But there's so much more if you listen to both parts of the interview. Let's get the basics out of the way. Jason Touissant is the Managing Director the GLD Trust and a principle executive officer of the World Gold Trust Services, the sponsor of the GLD Trust. All of this information can be gleaned from the GLD 10-K, which I've linked here: GLD 10-K
Note that on page 76, as Jeff Nielson picked up on from the BNN interview, that NO officers and directors of the World Gold Council or of the GLD Trust own ANY shares. No insiders own shares. Why would that be the case? If GLD is as good as owing physical gold, and is fully backed by physical gold, why would Toussaint admit to owning his own physical gold, but not express confidence in the fund that he oversees by owning some the stock in GLD? We would NEVER own any mining stocks in our fund in which insiders did not own a meaningful amount of shares. In fact, with our junior mining stock holdings, insiders typically own 10-20% of the company.
Now let's get to other interesting aspects of the interview that Nielson did not cover. At the 4:25 mark in Part 2, Toussaint makes the statement that the bar auditor of GLD audits the bars twice a year and physically handles each of the bars once per year. HOWEVER, the auditor, Inspectorate, only looks at the bars in the HSBC vault. As per the prospectus, HSBC has subcustodians with which there is no formal contractual agreement and the prospectus specifically states that no one can have access legally to the subcustodian vaults. Here is the latest inspection report from Inspectorate, the inspection firm: LINK This particular report describes the semi-annual random sample audit.
This is great that an inspection firm goes into the HSBC vault and samples the bars for authenticity and serial numbers, but what about the bars that are at the subcustodians? And you are asking me to believe that Inspectorate counts all 104,325 bars (the number of bars that would be in the vault as of 8/26) and verifies serial numbers and stamps and reconciles them with the Custodian's records? I refuse to believe that. I would bet that the annual audit is another statistical sample BECAUSE no one is allowed to have access to the subcustodian vaults. In fact, now that I think about it, there have been articles in the recent past which have demonstrated dozens of inconsistencies at GLD and SLV between the actual serial numbers on many of the bars and records kept by the Custodian of each Trust.

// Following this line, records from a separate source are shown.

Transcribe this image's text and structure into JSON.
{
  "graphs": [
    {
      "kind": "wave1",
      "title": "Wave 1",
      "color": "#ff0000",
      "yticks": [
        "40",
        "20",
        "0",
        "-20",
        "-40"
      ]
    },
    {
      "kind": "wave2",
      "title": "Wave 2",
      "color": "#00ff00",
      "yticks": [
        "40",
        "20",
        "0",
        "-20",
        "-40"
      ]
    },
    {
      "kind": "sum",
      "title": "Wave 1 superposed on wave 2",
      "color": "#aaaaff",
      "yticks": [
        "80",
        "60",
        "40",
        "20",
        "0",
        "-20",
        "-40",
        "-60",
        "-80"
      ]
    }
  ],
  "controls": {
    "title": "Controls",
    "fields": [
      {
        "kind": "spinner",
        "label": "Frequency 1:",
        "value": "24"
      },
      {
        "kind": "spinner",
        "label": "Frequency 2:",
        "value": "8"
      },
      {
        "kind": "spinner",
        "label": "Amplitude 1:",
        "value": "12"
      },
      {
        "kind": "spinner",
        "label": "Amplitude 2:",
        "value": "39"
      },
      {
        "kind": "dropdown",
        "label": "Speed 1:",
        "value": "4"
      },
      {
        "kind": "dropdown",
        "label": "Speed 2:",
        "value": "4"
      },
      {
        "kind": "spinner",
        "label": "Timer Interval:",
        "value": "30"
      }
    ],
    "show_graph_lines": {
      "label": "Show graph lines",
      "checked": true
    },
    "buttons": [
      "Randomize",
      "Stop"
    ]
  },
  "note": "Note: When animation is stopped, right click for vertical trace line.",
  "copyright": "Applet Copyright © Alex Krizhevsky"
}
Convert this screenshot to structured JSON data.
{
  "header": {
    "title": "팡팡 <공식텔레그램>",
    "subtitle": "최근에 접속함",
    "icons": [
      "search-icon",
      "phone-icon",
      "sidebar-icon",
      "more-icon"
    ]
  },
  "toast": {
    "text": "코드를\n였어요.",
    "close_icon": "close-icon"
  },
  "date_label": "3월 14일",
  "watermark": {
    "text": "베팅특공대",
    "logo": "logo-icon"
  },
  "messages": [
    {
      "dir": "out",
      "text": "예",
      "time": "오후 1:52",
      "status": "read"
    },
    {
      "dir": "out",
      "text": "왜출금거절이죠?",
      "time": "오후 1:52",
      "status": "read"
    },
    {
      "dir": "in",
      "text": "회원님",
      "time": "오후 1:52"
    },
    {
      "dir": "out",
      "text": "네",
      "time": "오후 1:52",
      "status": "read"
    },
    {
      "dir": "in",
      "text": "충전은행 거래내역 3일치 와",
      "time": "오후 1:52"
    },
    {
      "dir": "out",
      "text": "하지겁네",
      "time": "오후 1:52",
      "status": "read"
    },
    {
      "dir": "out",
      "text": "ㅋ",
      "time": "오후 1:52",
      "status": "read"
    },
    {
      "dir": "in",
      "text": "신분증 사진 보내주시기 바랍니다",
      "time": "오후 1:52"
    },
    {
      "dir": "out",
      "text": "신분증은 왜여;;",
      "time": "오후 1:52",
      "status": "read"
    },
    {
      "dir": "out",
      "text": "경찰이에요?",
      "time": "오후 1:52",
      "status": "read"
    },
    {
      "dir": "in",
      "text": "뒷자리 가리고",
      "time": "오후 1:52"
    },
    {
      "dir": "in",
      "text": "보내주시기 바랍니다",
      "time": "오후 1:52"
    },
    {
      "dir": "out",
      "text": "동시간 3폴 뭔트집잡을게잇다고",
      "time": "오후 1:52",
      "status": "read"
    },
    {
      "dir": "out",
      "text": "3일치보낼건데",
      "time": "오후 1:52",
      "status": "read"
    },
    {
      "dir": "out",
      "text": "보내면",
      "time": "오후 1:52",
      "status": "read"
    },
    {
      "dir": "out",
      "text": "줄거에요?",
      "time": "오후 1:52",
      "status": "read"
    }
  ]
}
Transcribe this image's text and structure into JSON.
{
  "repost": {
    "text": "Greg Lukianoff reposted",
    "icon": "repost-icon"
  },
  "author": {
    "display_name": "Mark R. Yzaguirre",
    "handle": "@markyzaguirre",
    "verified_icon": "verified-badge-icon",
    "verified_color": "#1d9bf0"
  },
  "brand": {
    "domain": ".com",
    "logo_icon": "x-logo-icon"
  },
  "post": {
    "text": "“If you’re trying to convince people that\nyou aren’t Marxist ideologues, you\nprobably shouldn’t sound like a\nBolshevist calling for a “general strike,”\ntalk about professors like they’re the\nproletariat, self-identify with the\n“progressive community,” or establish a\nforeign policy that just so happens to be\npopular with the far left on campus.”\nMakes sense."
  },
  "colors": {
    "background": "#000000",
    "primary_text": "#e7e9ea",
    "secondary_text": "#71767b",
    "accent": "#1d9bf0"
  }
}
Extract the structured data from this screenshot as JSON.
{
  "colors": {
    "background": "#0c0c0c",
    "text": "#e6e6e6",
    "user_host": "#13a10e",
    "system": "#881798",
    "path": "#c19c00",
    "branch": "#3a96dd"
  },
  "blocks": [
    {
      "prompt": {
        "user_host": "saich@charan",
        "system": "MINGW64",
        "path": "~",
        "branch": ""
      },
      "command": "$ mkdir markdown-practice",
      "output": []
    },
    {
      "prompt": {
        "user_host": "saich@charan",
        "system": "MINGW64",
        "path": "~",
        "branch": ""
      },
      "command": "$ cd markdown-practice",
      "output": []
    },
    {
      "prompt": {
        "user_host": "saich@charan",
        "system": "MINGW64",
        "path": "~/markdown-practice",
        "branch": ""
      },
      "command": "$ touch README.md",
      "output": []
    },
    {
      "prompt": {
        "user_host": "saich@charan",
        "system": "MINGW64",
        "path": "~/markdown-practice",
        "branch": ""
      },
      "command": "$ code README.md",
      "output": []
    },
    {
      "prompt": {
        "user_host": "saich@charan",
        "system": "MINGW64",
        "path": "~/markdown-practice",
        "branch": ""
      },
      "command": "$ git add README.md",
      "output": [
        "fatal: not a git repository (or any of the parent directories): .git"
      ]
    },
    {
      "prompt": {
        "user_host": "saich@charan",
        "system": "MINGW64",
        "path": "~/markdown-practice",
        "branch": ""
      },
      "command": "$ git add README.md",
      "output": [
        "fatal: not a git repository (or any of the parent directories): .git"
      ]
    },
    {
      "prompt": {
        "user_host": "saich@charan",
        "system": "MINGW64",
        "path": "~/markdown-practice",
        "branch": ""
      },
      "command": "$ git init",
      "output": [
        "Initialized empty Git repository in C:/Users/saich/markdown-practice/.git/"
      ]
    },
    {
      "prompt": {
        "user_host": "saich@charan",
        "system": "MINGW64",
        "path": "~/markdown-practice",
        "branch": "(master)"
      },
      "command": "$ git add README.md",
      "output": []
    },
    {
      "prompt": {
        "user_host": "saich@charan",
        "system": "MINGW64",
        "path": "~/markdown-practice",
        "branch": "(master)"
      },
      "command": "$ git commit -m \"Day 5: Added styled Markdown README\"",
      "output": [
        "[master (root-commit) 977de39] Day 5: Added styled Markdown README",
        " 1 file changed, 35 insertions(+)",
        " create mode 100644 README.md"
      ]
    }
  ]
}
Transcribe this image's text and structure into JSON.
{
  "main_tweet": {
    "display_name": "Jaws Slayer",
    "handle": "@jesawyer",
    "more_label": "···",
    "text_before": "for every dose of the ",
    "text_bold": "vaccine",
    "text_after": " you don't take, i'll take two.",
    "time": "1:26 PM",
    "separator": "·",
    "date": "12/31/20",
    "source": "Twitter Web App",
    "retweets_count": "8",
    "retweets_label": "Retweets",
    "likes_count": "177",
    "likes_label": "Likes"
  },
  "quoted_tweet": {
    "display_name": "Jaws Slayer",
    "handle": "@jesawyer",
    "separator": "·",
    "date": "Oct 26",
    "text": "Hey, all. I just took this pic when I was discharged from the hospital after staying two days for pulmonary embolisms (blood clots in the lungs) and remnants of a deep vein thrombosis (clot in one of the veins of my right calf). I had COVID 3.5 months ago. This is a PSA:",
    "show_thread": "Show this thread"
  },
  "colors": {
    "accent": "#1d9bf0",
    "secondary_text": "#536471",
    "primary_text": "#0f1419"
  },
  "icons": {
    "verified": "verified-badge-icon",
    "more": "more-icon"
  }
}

Finally, Toussaint makes the statement that the bars are held in allocated form, meaning that within HSBC's vault, all of the GLD bars are placed in a separate holding area and the shareholders of GLD have direct claim to those bars. If HSBC blows up, something that is within the realm of possibilities, the GLD Trust gold is not part of HSBC's asset/liability list. HOWEVER, the prospectus specifically states that gold which is being transported in and out of the vault and the gold which is being held for redemption by an authorized participant exchaning a minumum of 10,000 shares for bars in the Trust, sit in unallocated form. And the bars at the subcustodian are in unallocated form.
The significance of this is that if HSBC blows up, any unallocated bars become part of the claim of the general creditors to the HSBC bankruptcy proceedings, and the GLD Trust has to stand in line with all of the other unsecured creditors to receive payment, if any, on its claims. The Prospectus specifically states that, in the event of an HSBC bankruptcy, unallocated bullion bars could result in material loss to the Trust.
Perhaps this is why no World Gold Council officers and directors, and specifically Jason Toussaint, the Managing Director of the GLD Trust for the WGC, do not own any personal shares of GLD. They know the Golden Truth.